Je pouvais sentir la moue dubitative de Nerem d'ici.
On passe à côté de là où j'ai buté mon premier nazi. Un éclair d'argent l'avait saisi à la gorge, par derrière. Pas loyal, mais efficace, et surtout, silencieux. Pratique, en terrain hostile.
Et c'est là que je fais la connexion.
La lame. Silencieux. Ma machette quand je traquais les schleus dans les jungles d'Amérique du Sud.

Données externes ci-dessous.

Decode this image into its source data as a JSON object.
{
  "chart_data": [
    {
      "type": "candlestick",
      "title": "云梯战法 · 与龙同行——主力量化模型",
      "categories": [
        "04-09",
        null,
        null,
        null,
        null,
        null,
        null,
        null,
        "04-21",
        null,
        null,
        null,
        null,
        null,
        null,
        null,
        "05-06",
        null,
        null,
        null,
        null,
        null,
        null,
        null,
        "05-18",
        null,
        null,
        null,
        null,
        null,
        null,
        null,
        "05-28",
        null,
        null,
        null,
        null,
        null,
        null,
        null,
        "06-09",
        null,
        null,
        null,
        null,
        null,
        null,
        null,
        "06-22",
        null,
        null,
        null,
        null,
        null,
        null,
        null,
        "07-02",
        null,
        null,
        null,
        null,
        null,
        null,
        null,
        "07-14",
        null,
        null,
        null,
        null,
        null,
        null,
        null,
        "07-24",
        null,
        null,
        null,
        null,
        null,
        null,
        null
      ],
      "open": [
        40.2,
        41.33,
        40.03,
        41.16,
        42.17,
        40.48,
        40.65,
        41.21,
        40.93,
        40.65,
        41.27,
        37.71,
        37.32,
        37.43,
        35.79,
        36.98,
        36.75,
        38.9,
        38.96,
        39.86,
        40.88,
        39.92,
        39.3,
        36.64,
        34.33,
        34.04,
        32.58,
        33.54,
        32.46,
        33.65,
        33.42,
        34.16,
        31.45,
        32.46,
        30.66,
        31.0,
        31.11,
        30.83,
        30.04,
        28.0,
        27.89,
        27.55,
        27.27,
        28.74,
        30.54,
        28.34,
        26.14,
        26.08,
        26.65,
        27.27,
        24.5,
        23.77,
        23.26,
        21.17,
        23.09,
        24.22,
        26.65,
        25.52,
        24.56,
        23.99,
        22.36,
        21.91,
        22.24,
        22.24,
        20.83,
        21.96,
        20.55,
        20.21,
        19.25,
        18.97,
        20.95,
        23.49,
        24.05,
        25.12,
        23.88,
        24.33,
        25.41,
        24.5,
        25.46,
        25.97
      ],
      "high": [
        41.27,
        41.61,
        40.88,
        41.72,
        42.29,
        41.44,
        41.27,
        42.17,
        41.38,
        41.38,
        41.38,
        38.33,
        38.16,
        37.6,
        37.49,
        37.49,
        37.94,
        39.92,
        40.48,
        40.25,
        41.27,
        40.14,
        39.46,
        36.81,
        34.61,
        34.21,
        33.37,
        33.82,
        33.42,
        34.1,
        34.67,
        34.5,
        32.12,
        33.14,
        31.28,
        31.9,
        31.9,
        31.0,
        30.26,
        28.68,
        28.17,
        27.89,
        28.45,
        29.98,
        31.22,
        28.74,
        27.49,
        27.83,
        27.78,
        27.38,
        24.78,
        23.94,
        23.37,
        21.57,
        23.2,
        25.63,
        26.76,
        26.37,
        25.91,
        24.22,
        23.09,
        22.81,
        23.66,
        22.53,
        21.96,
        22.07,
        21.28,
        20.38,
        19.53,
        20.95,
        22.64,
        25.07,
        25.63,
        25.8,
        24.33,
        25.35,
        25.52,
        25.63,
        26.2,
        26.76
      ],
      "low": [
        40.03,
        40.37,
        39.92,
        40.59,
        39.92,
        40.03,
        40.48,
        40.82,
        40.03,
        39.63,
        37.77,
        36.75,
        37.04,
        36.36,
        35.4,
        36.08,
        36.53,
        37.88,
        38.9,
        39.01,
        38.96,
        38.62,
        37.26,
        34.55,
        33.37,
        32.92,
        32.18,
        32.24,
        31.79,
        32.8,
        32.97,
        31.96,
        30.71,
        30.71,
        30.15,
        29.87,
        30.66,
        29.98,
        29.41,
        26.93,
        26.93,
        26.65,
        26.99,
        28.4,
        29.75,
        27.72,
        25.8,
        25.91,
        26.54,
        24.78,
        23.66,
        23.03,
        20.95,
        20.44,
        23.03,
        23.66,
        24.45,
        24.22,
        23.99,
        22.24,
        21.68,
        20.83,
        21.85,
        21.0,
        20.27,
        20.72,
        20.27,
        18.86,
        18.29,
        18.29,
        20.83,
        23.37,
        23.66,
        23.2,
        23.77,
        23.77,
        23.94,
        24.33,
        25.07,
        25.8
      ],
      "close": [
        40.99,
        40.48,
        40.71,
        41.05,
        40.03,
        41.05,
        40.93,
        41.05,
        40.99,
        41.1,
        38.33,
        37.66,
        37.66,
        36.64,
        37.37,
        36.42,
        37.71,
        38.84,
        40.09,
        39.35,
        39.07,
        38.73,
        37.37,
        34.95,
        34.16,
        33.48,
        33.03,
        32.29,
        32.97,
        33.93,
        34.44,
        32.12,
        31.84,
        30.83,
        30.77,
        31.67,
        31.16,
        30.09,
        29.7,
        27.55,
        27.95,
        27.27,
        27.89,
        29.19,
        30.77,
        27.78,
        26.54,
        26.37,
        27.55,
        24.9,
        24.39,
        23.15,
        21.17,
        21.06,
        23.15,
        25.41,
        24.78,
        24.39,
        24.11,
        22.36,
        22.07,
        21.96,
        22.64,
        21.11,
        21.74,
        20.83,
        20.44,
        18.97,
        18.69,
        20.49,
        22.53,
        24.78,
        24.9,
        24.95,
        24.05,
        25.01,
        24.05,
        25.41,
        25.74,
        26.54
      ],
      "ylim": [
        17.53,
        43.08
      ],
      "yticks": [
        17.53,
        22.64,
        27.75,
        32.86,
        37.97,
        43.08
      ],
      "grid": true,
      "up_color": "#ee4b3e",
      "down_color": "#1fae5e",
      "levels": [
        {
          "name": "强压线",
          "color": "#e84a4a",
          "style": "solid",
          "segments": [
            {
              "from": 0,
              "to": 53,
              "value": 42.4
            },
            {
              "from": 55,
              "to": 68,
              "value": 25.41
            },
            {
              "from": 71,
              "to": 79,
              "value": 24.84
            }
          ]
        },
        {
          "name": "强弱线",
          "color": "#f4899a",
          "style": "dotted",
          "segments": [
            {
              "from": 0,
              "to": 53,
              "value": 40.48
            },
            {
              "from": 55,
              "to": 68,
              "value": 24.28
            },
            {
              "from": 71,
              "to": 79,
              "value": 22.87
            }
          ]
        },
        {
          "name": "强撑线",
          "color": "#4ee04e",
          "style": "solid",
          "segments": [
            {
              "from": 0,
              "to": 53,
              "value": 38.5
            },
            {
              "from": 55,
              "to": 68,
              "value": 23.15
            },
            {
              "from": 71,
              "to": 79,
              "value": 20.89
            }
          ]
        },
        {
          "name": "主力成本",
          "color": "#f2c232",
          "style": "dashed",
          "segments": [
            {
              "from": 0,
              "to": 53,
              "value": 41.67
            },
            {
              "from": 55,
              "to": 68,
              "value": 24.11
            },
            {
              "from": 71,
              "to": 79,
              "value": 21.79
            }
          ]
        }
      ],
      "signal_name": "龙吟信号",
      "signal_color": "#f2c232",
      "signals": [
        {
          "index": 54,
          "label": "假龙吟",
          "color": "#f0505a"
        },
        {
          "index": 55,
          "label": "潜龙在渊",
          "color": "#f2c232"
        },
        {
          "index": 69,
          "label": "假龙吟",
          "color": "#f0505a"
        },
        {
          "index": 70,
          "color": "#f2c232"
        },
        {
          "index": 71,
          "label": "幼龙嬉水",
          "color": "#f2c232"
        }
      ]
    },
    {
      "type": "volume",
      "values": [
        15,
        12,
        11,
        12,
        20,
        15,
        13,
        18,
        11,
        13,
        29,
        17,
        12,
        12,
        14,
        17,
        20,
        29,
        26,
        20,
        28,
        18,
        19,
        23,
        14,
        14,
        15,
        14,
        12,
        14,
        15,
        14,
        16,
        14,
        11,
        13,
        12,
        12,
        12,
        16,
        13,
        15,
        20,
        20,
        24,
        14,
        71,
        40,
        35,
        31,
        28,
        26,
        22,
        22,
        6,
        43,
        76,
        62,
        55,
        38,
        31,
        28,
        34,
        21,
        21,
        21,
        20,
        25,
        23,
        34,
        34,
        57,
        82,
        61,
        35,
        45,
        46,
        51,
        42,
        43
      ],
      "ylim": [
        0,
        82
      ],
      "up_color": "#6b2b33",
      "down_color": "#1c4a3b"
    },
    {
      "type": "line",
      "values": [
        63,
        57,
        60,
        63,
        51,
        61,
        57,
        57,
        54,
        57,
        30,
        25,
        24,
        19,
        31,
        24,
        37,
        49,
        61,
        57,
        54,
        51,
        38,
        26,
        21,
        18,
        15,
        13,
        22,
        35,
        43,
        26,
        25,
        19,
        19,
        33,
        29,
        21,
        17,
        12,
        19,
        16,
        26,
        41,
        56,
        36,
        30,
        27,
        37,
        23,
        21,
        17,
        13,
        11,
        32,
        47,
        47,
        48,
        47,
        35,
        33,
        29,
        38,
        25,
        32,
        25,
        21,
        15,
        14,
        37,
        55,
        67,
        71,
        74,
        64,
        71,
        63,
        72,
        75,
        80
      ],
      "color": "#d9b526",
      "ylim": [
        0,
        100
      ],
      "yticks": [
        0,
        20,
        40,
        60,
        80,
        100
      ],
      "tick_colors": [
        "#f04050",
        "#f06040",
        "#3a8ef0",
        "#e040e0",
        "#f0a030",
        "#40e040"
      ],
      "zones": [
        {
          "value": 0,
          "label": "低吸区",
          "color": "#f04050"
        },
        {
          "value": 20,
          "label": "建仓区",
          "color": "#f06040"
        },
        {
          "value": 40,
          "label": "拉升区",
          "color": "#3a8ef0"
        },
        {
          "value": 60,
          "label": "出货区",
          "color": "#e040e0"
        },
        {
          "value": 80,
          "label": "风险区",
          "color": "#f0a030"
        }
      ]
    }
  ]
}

- "STOP, commandais-je à Neremsa, on a déjà merdé.
- Comment ça ? Il avait déjà lâché un grand coup de frein et posé sa main droite sur son P90, lui aussi, mate moi cette équipe de paranos.
- Quoi ? On… on est suivis ? On a déjà un SCP au cul ? s'enquit Frog, déjà beaucoup moins serein.
- Non. Mais on s'apprête à pénétrer un territoire plus silencieux que la tombe de ma grand-mère, sûrement rempli d'hostiles, et tout ce qu'on a pour se défendre c'est des automatiques et des explosifs qui manqueront pas d'attirer tout ce qui bouge sur nous dans un rayon de plusieurs kilomètres. En résumé, à moins que vous ne cherchiez à buter du SCP en masse, ce que je respecterais en d'autres circonstances, il nous faut des armes blanches.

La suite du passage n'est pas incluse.